Per decenni, le mura di cemento del famigerato compound di sicurezza a Damasco hanno nascosto segreti inimmaginabili, alimentando il terrore tra i siriani. Ora, con la caduta della dinastia Assad, quei luoghi intrisi di sofferenza stanno finalmente rivelando i loro orrori. Cosa si cela dietro queste mura, un tempo intoccabili?
Nel cuore del distretto di Kafr Sousa, i ribelli ora sorvegliano gli ingressi di quella che era conosciuta come la “città proibita”. Qui, i servizi segreti gestivano i loro centri di controllo, con prigioni sotterranee e camere di tortura che sembravano progettate per cancellare ogni traccia di umanità. “Ho passato 55 giorni sottoterra,” ricorda Sleiman Kahwaji, un ex prigioniero. “Eravamo in 55 in una cella. Due di noi sono morti, uno di diabete.”
Arrestato mentre era ancora al liceo con l’accusa di “terrorismo”, una delle accuse più usate dal regime per soffocare ogni dissenso, Sleiman cerca ora di ritrovare i luoghi che hanno segnato la sua giovinezza.

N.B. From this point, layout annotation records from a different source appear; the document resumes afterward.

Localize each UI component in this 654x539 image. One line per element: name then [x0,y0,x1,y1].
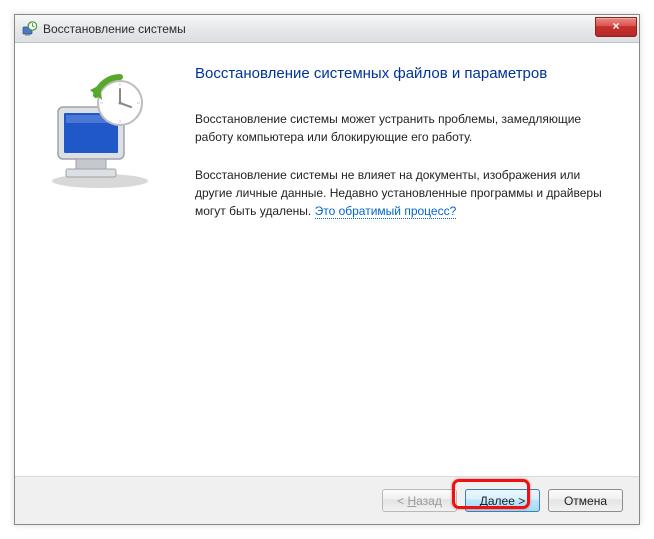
page-heading: Восстановление системных файлов и параме… [195,65,609,82]
system-restore-icon [21,21,37,37]
button-bar: < Назад Далее > Отмена [15,476,639,524]
next-button[interactable]: Далее > [465,489,540,512]
paragraph-1: Восстановление системы может устранить п… [195,110,609,146]
reversible-process-link[interactable]: Это обратимый процесс? [315,204,457,219]
paragraph-2: Восстановление системы не влияет на доку… [195,166,609,220]
titlebar[interactable]: Восстановление системы × [15,15,639,43]
content-area: Восстановление системных файлов и параме… [15,43,639,476]
window-title: Восстановление системы [43,22,186,36]
main-panel: Восстановление системных файлов и параме… [185,43,639,476]
cancel-button[interactable]: Отмена [548,489,623,512]
close-icon: × [612,19,619,33]
close-button[interactable]: × [595,17,637,37]
dialog-window: Восстановление системы × [14,14,640,525]
system-restore-illustration-icon [40,73,160,193]
back-button: < Назад [382,489,457,512]
sidebar-illustration [15,43,185,476]
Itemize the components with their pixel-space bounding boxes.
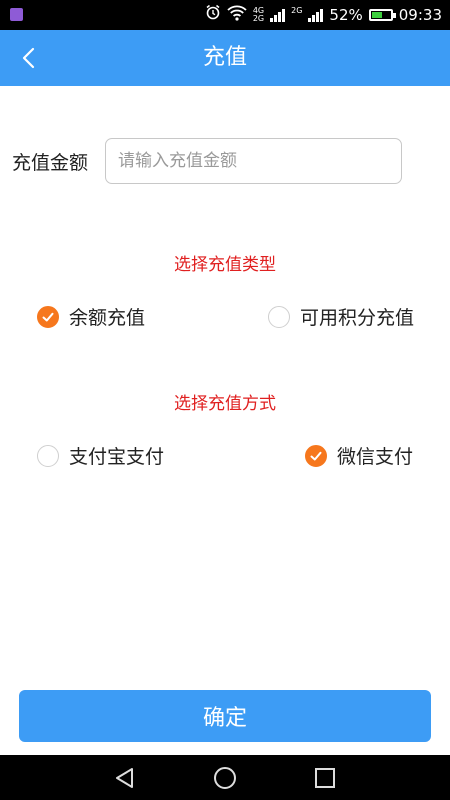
network2-label: 2G bbox=[291, 7, 302, 23]
option-points-recharge[interactable]: 可用积分充值 bbox=[268, 303, 414, 330]
page-title: 充值 bbox=[202, 45, 247, 70]
radio-wechat-pay[interactable] bbox=[305, 444, 327, 467]
radio-points-recharge[interactable] bbox=[268, 305, 290, 328]
payment-method-title: 选择充值方式 bbox=[174, 394, 276, 414]
recharge-type-title: 选择充值类型 bbox=[174, 255, 276, 275]
system-nav-bar bbox=[0, 755, 450, 800]
option-label: 微信支付 bbox=[337, 446, 414, 468]
option-label: 支付宝支付 bbox=[69, 446, 165, 468]
back-triangle-icon[interactable] bbox=[112, 765, 138, 791]
battery-percent: 52% bbox=[329, 6, 363, 24]
clock: 09:33 bbox=[398, 6, 442, 24]
wifi-icon bbox=[227, 5, 247, 25]
app-header: 充值 bbox=[0, 30, 450, 86]
amount-input[interactable] bbox=[105, 138, 402, 184]
network-bottom-label: 2G bbox=[252, 14, 265, 23]
amount-label: 充值金额 bbox=[12, 152, 89, 174]
battery-fill bbox=[371, 12, 383, 18]
notification-app-icon bbox=[10, 8, 23, 21]
signal-icon-1 bbox=[270, 8, 286, 22]
option-balance-recharge[interactable]: 余额充值 bbox=[37, 303, 145, 330]
battery-icon bbox=[368, 9, 396, 21]
status-icons: 4G 2G 2G 52% 09:33 bbox=[205, 4, 442, 26]
alarm-icon bbox=[205, 4, 221, 26]
option-wechat-pay[interactable]: 微信支付 bbox=[305, 442, 413, 469]
home-circle-icon[interactable] bbox=[212, 765, 238, 791]
confirm-button[interactable]: 确定 bbox=[19, 690, 431, 742]
radio-balance-recharge[interactable] bbox=[37, 305, 59, 328]
recents-square-icon[interactable] bbox=[312, 765, 338, 791]
signal-icon-2 bbox=[308, 8, 324, 22]
option-label: 余额充值 bbox=[69, 307, 146, 329]
option-alipay[interactable]: 支付宝支付 bbox=[37, 442, 164, 469]
status-bar: 4G 2G 2G 52% 09:33 bbox=[0, 0, 450, 30]
option-label: 可用积分充值 bbox=[300, 307, 415, 329]
radio-alipay[interactable] bbox=[37, 444, 59, 467]
network-type-label: 4G 2G bbox=[253, 7, 264, 23]
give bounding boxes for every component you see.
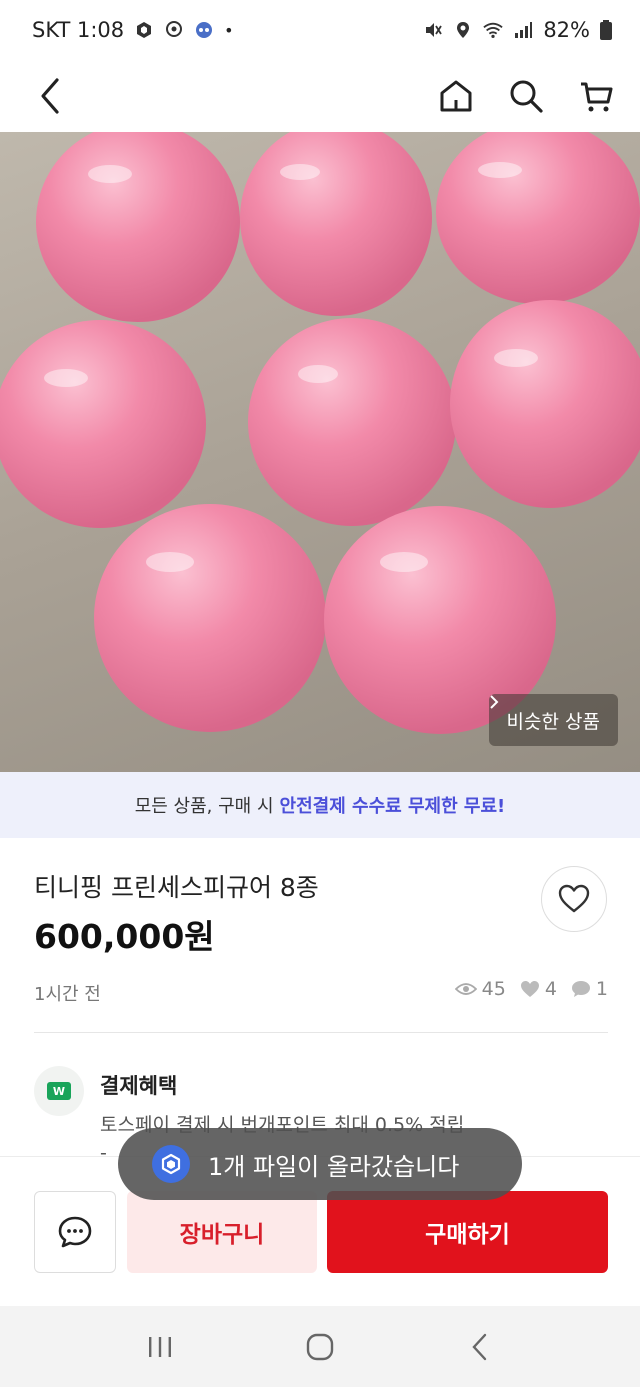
views-count: 45 — [481, 978, 506, 1000]
cart-button[interactable] — [576, 76, 616, 116]
add-to-cart-button[interactable]: 장바구니 — [127, 1191, 317, 1273]
safe-payment-banner[interactable]: 모든 상품, 구매 시 안전결제 수수료 무제한 무료! — [0, 772, 640, 838]
home-system-button[interactable] — [295, 1322, 345, 1372]
nav-actions — [436, 76, 616, 116]
battery-percent: 82% — [543, 18, 590, 42]
upload-toast: 1개 파일이 올라갔습니다 — [118, 1128, 522, 1200]
cart-icon — [581, 82, 613, 112]
promo-prefix: 모든 상품, 구매 시 — [134, 796, 274, 817]
heart-icon — [558, 884, 590, 913]
home-icon — [440, 80, 472, 112]
similar-products-button[interactable]: 비슷한 상품 — [488, 694, 618, 746]
product-photo — [0, 132, 640, 734]
capsule-balls — [0, 132, 640, 734]
likes-stat: 4 — [520, 978, 557, 1000]
cube-icon — [161, 1153, 181, 1175]
recent-apps-icon — [149, 1336, 171, 1357]
similar-products-label: 비슷한 상품 — [506, 710, 600, 733]
toast-message: 1개 파일이 올라갔습니다 — [208, 1152, 460, 1181]
status-left: SKT 1:08 • — [32, 18, 234, 42]
product-price: 600,000원 — [34, 917, 215, 956]
game-notification-icon — [196, 22, 213, 38]
mute-icon — [426, 23, 443, 37]
posted-time: 1시간 전 — [34, 984, 101, 1005]
carrier-time: SKT 1:08 — [32, 18, 125, 42]
chats-stat: 1 — [571, 978, 608, 1000]
chat-stat-icon — [571, 981, 590, 997]
benefit-title: 결제혜택 — [100, 1074, 178, 1098]
status-right: 82% — [423, 18, 612, 42]
payment-benefit-logo: W — [34, 1066, 84, 1116]
more-notifications-dot: • — [224, 20, 234, 40]
wifi-icon — [483, 22, 503, 38]
product-image[interactable]: 비슷한 상품 — [0, 132, 640, 772]
buy-now-button[interactable]: 구매하기 — [327, 1191, 608, 1273]
divider — [34, 1032, 608, 1033]
eye-icon — [454, 983, 477, 995]
top-nav — [0, 60, 640, 132]
signal-icon — [515, 22, 533, 38]
promo-highlight: 안전결제 수수료 무제한 무료! — [279, 796, 506, 817]
views-stat: 45 — [454, 978, 506, 1000]
back-button[interactable] — [30, 76, 70, 116]
likes-count: 4 — [544, 978, 557, 1000]
recent-apps-button[interactable] — [135, 1322, 185, 1372]
product-stats: 45 4 1 — [447, 978, 608, 1000]
location-icon — [457, 22, 470, 38]
chevron-left-icon — [41, 78, 59, 114]
chevron-right-icon — [489, 695, 498, 709]
heart-stat-icon — [520, 981, 539, 997]
status-bar: SKT 1:08 • 82% — [0, 0, 640, 60]
chats-count: 1 — [595, 978, 608, 1000]
back-system-icon — [472, 1333, 487, 1360]
home-circle-icon — [306, 1333, 334, 1360]
wishlist-button[interactable] — [541, 866, 607, 932]
app-notification-icon — [137, 22, 152, 38]
system-nav-bar — [0, 1306, 640, 1387]
location-notification-icon — [166, 21, 183, 37]
chat-button[interactable] — [34, 1191, 116, 1273]
search-button[interactable] — [506, 76, 546, 116]
upload-app-icon — [152, 1145, 190, 1183]
benefit-logo-mark: W — [47, 1082, 71, 1100]
chat-icon — [58, 1216, 92, 1248]
search-icon — [510, 80, 543, 113]
back-system-button[interactable] — [455, 1322, 505, 1372]
product-title: 티니핑 프린세스피규어 8종 — [34, 873, 319, 902]
battery-icon — [600, 20, 612, 40]
home-button[interactable] — [436, 76, 476, 116]
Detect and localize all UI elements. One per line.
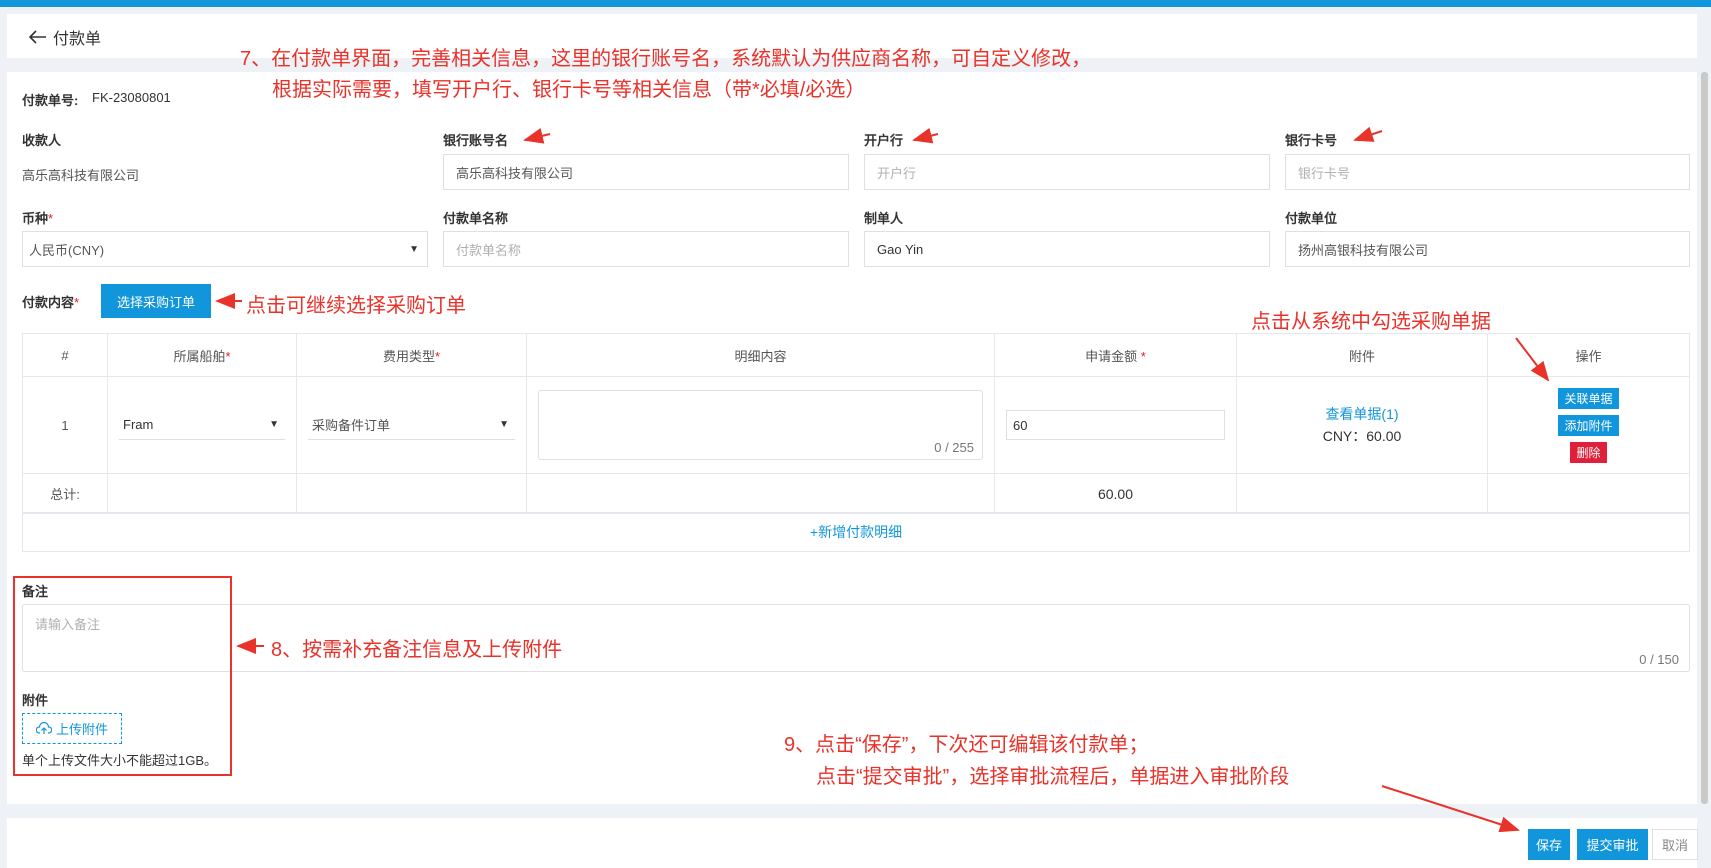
arrow-card: [1353, 126, 1383, 142]
arrow-bank: [912, 127, 939, 144]
annotation-arrows: [215, 126, 1550, 833]
arrow-bank-account-name: [523, 128, 551, 144]
arrow-link-document: [1515, 337, 1550, 382]
arrow-save: [1381, 785, 1520, 833]
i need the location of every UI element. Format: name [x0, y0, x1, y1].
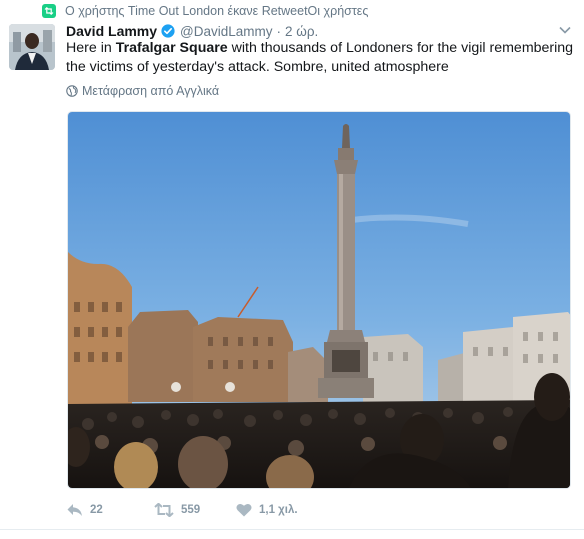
tweet-timestamp[interactable]: 2 ώρ. [285, 24, 318, 39]
divider [0, 529, 584, 530]
tweet-actions: 22 559 1,1 χιλ. [66, 500, 336, 520]
author-username[interactable]: @DavidLammy [180, 24, 272, 39]
like-count: 1,1 χιλ. [259, 504, 298, 516]
retweet-icon [42, 3, 56, 18]
tweet-text-bold: Trafalgar Square [115, 40, 228, 56]
tweet-text-part: Here in [66, 40, 116, 56]
like-button[interactable]: 1,1 χιλ. [236, 503, 336, 517]
retweet-context-text[interactable]: Ο χρήστης Time Out London έκανε RetweetΟ… [65, 4, 368, 18]
reply-icon [67, 504, 82, 516]
globe-icon [66, 85, 78, 97]
retweet-count: 559 [181, 504, 201, 516]
header-separator: · [276, 23, 282, 39]
avatar[interactable] [9, 24, 55, 70]
tweet-photo[interactable] [67, 111, 571, 489]
translate-label: Μετάφραση από Αγγλικά [82, 84, 220, 98]
tweet-text: Here in Trafalgar Square with thousands … [66, 39, 576, 77]
chevron-down-icon[interactable] [558, 24, 572, 36]
retweet-context: Ο χρήστης Time Out London έκανε RetweetΟ… [42, 2, 368, 19]
translate-link[interactable]: Μετάφραση από Αγγλικά [66, 83, 219, 99]
author-fullname[interactable]: David Lammy [66, 23, 157, 39]
retweet-icon [154, 503, 174, 517]
heart-icon [236, 503, 252, 517]
retweet-button[interactable]: 559 [154, 503, 236, 517]
reply-count: 22 [90, 504, 103, 516]
reply-button[interactable]: 22 [66, 503, 154, 517]
tweet-header: David Lammy @DavidLammy · 2 ώρ. [66, 21, 318, 41]
verified-badge-icon [160, 24, 175, 39]
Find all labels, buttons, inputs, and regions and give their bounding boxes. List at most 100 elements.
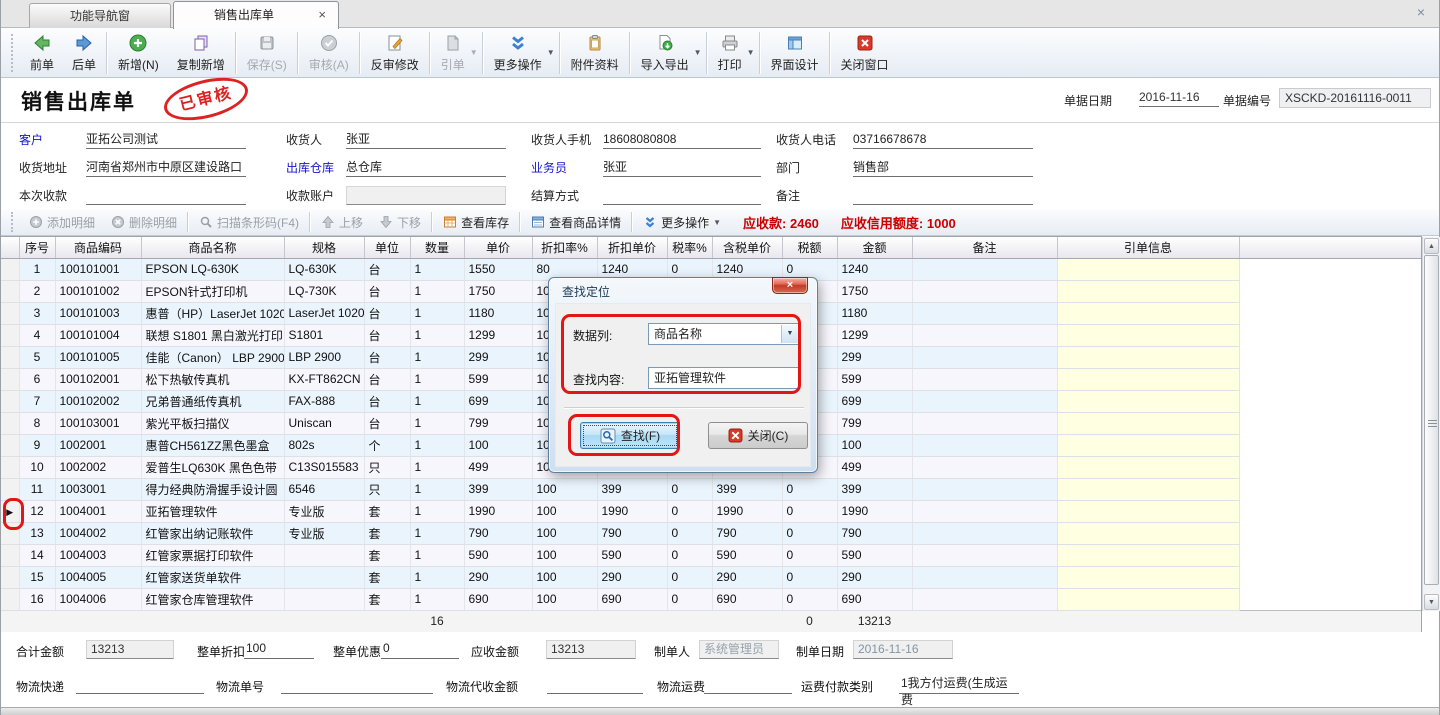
cell[interactable]: FAX-888 bbox=[284, 390, 364, 412]
cell[interactable]: 套 bbox=[364, 566, 410, 588]
consignee-field[interactable]: 张亚 bbox=[346, 130, 506, 149]
cell[interactable]: 100101002 bbox=[55, 280, 141, 302]
cell[interactable]: 1990 bbox=[712, 500, 782, 522]
approve-button[interactable]: 审核(A) bbox=[300, 30, 358, 76]
cell[interactable]: 1004002 bbox=[55, 522, 141, 544]
cell[interactable]: 台 bbox=[364, 280, 410, 302]
cell[interactable]: 1004001 bbox=[55, 500, 141, 522]
cell[interactable]: 100102001 bbox=[55, 368, 141, 390]
cell[interactable]: 只 bbox=[364, 478, 410, 500]
prev-doc-button[interactable]: 前单 bbox=[21, 30, 63, 76]
cell[interactable] bbox=[1057, 500, 1239, 522]
cell[interactable]: 亚拓管理软件 bbox=[141, 500, 284, 522]
cell[interactable]: 兄弟普通纸传真机 bbox=[141, 390, 284, 412]
cell[interactable]: 690 bbox=[837, 588, 912, 610]
cell[interactable]: 399 bbox=[712, 478, 782, 500]
cell[interactable]: 1990 bbox=[597, 500, 667, 522]
tab-sales-outbound[interactable]: 销售出库单 × bbox=[173, 1, 339, 29]
cell[interactable]: 6 bbox=[19, 368, 55, 390]
dialog-close-button[interactable]: × bbox=[772, 277, 808, 294]
cell[interactable]: 1002002 bbox=[55, 456, 141, 478]
cell[interactable]: 1 bbox=[410, 368, 464, 390]
column-header[interactable]: 规格 bbox=[284, 237, 364, 258]
column-header[interactable]: 商品编码 bbox=[55, 237, 141, 258]
row-selector[interactable] bbox=[1, 434, 19, 456]
cell[interactable]: 100 bbox=[464, 434, 532, 456]
cell[interactable]: 1240 bbox=[837, 258, 912, 280]
cell[interactable]: 1 bbox=[410, 500, 464, 522]
column-header[interactable]: 含税单价 bbox=[712, 237, 782, 258]
cell[interactable]: 红管家送货单软件 bbox=[141, 566, 284, 588]
cell[interactable]: 红管家票据打印软件 bbox=[141, 544, 284, 566]
cell[interactable]: 1 bbox=[410, 324, 464, 346]
column-header[interactable]: 序号 bbox=[19, 237, 55, 258]
cell[interactable] bbox=[1057, 522, 1239, 544]
cell[interactable] bbox=[912, 280, 1057, 302]
cell[interactable]: 1180 bbox=[837, 302, 912, 324]
cell[interactable]: 790 bbox=[464, 522, 532, 544]
cell[interactable]: C13S015583 bbox=[284, 456, 364, 478]
cell[interactable]: LQ-730K bbox=[284, 280, 364, 302]
payment-field[interactable] bbox=[86, 186, 246, 205]
column-header[interactable]: 单位 bbox=[364, 237, 410, 258]
cell[interactable]: 松下热敏传真机 bbox=[141, 368, 284, 390]
cell[interactable]: 100101004 bbox=[55, 324, 141, 346]
cell[interactable]: 1 bbox=[410, 434, 464, 456]
column-header[interactable]: 单价 bbox=[464, 237, 532, 258]
column-header[interactable]: 金额 bbox=[837, 237, 912, 258]
cell[interactable]: Uniscan bbox=[284, 412, 364, 434]
logistics-express-field[interactable] bbox=[76, 675, 204, 694]
scrollbar-thumb[interactable] bbox=[1424, 255, 1439, 585]
cell[interactable]: 套 bbox=[364, 500, 410, 522]
cell[interactable]: 1 bbox=[410, 544, 464, 566]
cell[interactable]: 惠普CH561ZZ黑色墨盒 bbox=[141, 434, 284, 456]
column-header[interactable]: 折扣单价 bbox=[597, 237, 667, 258]
cell[interactable] bbox=[1057, 390, 1239, 412]
cell[interactable]: 台 bbox=[364, 412, 410, 434]
cell[interactable] bbox=[1057, 368, 1239, 390]
dropdown-arrow-icon[interactable]: ▼ bbox=[713, 218, 721, 227]
row-selector[interactable] bbox=[1, 346, 19, 368]
save-button[interactable]: 保存(S) bbox=[238, 30, 296, 76]
cell[interactable] bbox=[912, 588, 1057, 610]
cell[interactable]: 100101005 bbox=[55, 346, 141, 368]
cell[interactable]: 1299 bbox=[837, 324, 912, 346]
row-selector[interactable] bbox=[1, 478, 19, 500]
cell[interactable]: 1550 bbox=[464, 258, 532, 280]
cell[interactable]: 599 bbox=[837, 368, 912, 390]
cell[interactable]: 1 bbox=[410, 280, 464, 302]
cell[interactable]: 690 bbox=[464, 588, 532, 610]
cell[interactable] bbox=[912, 544, 1057, 566]
mobile-field[interactable]: 18608080808 bbox=[603, 130, 761, 149]
row-selector[interactable] bbox=[1, 544, 19, 566]
cell[interactable]: 爱普生LQ630K 黑色色带 bbox=[141, 456, 284, 478]
cell[interactable]: 0 bbox=[782, 588, 837, 610]
cell[interactable] bbox=[1057, 588, 1239, 610]
account-field[interactable] bbox=[346, 186, 506, 205]
cell[interactable] bbox=[912, 368, 1057, 390]
tab-close-icon[interactable]: × bbox=[318, 2, 326, 28]
cell[interactable] bbox=[912, 390, 1057, 412]
cell[interactable]: 15 bbox=[19, 566, 55, 588]
cell[interactable]: 1 bbox=[410, 522, 464, 544]
address-field[interactable]: 河南省郑州市中原区建设路口 bbox=[86, 158, 246, 177]
cell[interactable]: 5 bbox=[19, 346, 55, 368]
row-selector[interactable] bbox=[1, 302, 19, 324]
cell[interactable]: 11 bbox=[19, 478, 55, 500]
dropdown-arrow-icon[interactable]: ▼ bbox=[694, 48, 702, 57]
cell[interactable] bbox=[1057, 324, 1239, 346]
cell[interactable]: 699 bbox=[464, 390, 532, 412]
cell[interactable]: 佳能（Canon） LBP 2900+ bbox=[141, 346, 284, 368]
next-doc-button[interactable]: 后单 bbox=[63, 30, 105, 76]
cell[interactable]: 590 bbox=[597, 544, 667, 566]
view-stock-button[interactable]: 查看库存 bbox=[435, 210, 517, 234]
cell[interactable]: 8 bbox=[19, 412, 55, 434]
cell[interactable]: 10 bbox=[19, 456, 55, 478]
column-header[interactable]: 税率% bbox=[667, 237, 712, 258]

Nel buio delle celle, i prigionieri lasciavano messaggi disperati, spesso scritti con il sangue. Uno di questi recita semplicemente: “Mia cara madre.”
Le celle di isolamento erano così piccole che era impossibile sdraiarsi, mentre quelle comuni costringevano fino a 80 persone a dormire a turno, schiacciate in uno spazio disumano.
Thaer Mustafa, un altro ex prigioniero arrestato per presunta diserzione, ricorda quei giorni di tormento. “Quando i ribelli sono entrati a Damasco, i nostri carcerieri sono fuggiti, lasciandoci lì,”
racconta. La liberazione dei prigionieri è stata accompagnata da un’ondata di cittadini che si sono riversati nel compound, trovando migliaia di documenti segreti abbandonati, testimoni di decenni di sorveglianza ossessiva. Un file manoscritto elenca oltre 10.000 prigionieri accusati di appartenere alla Fratellanza Musulmana, un gruppo considerato nemico mortale dalla famiglia Assad.
I documenti rivelano una rete di informatori pagati per riferire ogni dettaglio della vita quotidiana, dalle attività dei semplici cittadini a quelle dei ministri del governo. Perfino i membri del regime non erano immuni: i loro “interrogatori” venivano meticolosamente annotati.
Nel frattempo, Saydnaya, una prigione di massima sicurezza alla periferia di Damasco, è diventata meta di famiglie disperate in cerca di risposte. Khouloud Amini, una madre di 53 anni, è tra loro: “Cerco mio figlio Obada, arrestato nel 2013 mentre era al quarto anno di ingegneria. Sono stata a Saydnaya, ma non l’ho trovato. Mi hanno detto che qui ci sono dungeon segreti. Spero che tutti i prigionieri siriani vengano liberati.”
Questi luoghi, che per decenni hanno incarnato il terrore, ora rivelano la verità nascosta dietro il regime di Assad: una macchina del controllo e della repressione che non risparmiava nessuno, neanche i suoi stessi sostenitori. Mentre i siriani cercano risposte e giustizia, il mondo scopre l’inimmaginabile prezzo pagato da una nazione.